- English cover of the first manga volume

花に嵐 (Hana ni Arashi)
- Genre: Adventure, romance
- Written by: Shigeyoshi Takagi
- Published by: Hakusensha
- English publisher: Viz Media
- Magazine: LaLa; LaLa DX;
- Original run: 2006 – 2008
- Volumes: 2

= Flower in a Storm =

Japanese manga series

Flower in a Storm (花に嵐, Hana ni Arashi) is a romance manga series by Shigeyoshi Takagi. The series follows Riko, an extraordinarily strong teen girl that is forced into a relationship when the spoiled and wealthy Ran asks her to marry him.

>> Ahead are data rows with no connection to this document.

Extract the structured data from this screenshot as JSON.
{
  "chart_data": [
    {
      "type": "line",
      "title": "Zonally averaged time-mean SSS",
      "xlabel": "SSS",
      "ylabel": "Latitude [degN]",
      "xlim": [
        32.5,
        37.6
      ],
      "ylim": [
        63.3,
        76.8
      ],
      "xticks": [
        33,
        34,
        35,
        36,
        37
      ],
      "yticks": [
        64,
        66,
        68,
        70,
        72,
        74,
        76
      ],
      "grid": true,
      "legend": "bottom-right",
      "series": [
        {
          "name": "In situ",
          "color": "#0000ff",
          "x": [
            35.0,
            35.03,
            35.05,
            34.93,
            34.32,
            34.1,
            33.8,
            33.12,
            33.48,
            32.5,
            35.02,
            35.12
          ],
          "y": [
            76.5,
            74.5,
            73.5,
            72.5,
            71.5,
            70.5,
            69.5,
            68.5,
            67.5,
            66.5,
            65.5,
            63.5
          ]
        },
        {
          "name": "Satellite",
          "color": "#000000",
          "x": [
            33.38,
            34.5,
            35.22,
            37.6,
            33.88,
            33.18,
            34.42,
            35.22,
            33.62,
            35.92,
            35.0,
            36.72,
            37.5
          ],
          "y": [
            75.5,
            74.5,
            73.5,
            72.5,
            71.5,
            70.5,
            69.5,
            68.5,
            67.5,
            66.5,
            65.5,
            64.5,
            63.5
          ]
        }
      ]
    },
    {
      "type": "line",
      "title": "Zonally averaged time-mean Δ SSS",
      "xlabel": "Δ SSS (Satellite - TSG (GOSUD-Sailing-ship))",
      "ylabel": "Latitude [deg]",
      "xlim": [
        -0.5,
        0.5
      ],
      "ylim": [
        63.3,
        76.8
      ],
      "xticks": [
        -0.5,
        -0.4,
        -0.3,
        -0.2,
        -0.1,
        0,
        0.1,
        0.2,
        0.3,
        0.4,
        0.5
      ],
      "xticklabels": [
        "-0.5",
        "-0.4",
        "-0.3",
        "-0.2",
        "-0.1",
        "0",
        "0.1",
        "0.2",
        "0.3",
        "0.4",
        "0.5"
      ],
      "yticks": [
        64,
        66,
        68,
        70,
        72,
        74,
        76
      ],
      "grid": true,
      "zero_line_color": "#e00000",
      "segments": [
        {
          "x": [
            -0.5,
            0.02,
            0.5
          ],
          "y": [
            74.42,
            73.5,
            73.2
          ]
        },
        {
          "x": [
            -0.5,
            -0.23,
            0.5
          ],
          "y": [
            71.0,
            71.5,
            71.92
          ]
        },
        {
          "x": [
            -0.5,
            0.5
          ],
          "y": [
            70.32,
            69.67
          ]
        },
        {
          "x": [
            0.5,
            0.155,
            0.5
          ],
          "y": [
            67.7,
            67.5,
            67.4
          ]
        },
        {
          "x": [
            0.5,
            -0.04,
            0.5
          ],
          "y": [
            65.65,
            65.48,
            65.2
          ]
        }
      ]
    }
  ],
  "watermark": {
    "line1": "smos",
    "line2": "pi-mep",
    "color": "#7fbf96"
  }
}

The manga was first published by Hakusensha in the shōjo manga magazines LaLa and LaLa DX between 2006 and 2008 and collected in 2 bound volumes. Viz Media announced at Anime Expo 2009 that they had licensed the series with the intent of publishing it in 2010.

==Plot==
The main series follows high school students Riko Kunumi, a young girl with superpowers, and Ran Tachibana, a rich heir. Riko is initially irritated when Ran storms into her classroom stating that he has fallen in love with her and that she should be his bride. She spends much of her time running away from Ran as he pursues her using his vast wealth. The situation is made worse when Ran's fiancé appears to claim him and assassins are sent after them.

===Bonus stories===
The official releases through Viz and Hakusensha included two bonus stories. The first, Jigoku Kokyuu no Hitsuyou, centers on a boy that finds him awoken from his nap by a girl's kiss, while the second story, Fureru Ondo deals with a male student that hates being touched by anyone other than the female biology teacher.

==Main characters==
- Riko Kunimi: In the series Riko initially appears to be an average teenage girl, but secretly possesses super powers such as super strength and speed. She's initially annoyed with Ran, but gradually begins to develop feelings for him over the course of the series.
- Ran Tachibana: Ran is a wealthy teenage boy that becomes interested with Riko due to her personality and superpowers. He is initially selfish, but as the story develops he becomes more aware of Riko's feelings.
- Akage the assassin: Akage is a strange and flashy assassin that initially approaches Ran and Riko, but is eventually shown to be not much of a bad guy.
- Chiaki: Ran's friend from prep school, Chiaki spends much of his time battling with Ran due to feelings of inferiority for not being more perfect.
- Kokonoe Rinko: Rinko was chosen to be Ran's wife by his parents and is initially portrayed as a superficial stereotype of a rich heiress, but is later shown to have real feelings for Ran.

==Reception==
Critical reception for Flower in a Storm was largely mixed, with the School Library Journal writing that the first volume was something that readers "can comfortably pass on and wait for something stronger to come along". Anime News Network gave the first volume a C rating praising the artwork while stating that "situations often feel overplayed and underwhelming". In contrast, Booklist's review of volume one was largely positive, with the reviewer stating that "[w]hen the next volume is released, readers will hope for more of Takagi's shorter works, too." A staff member for Mania.com wrote that the series "doesn't have much sustenance" but that she was ultimately "charmed by both protagonists".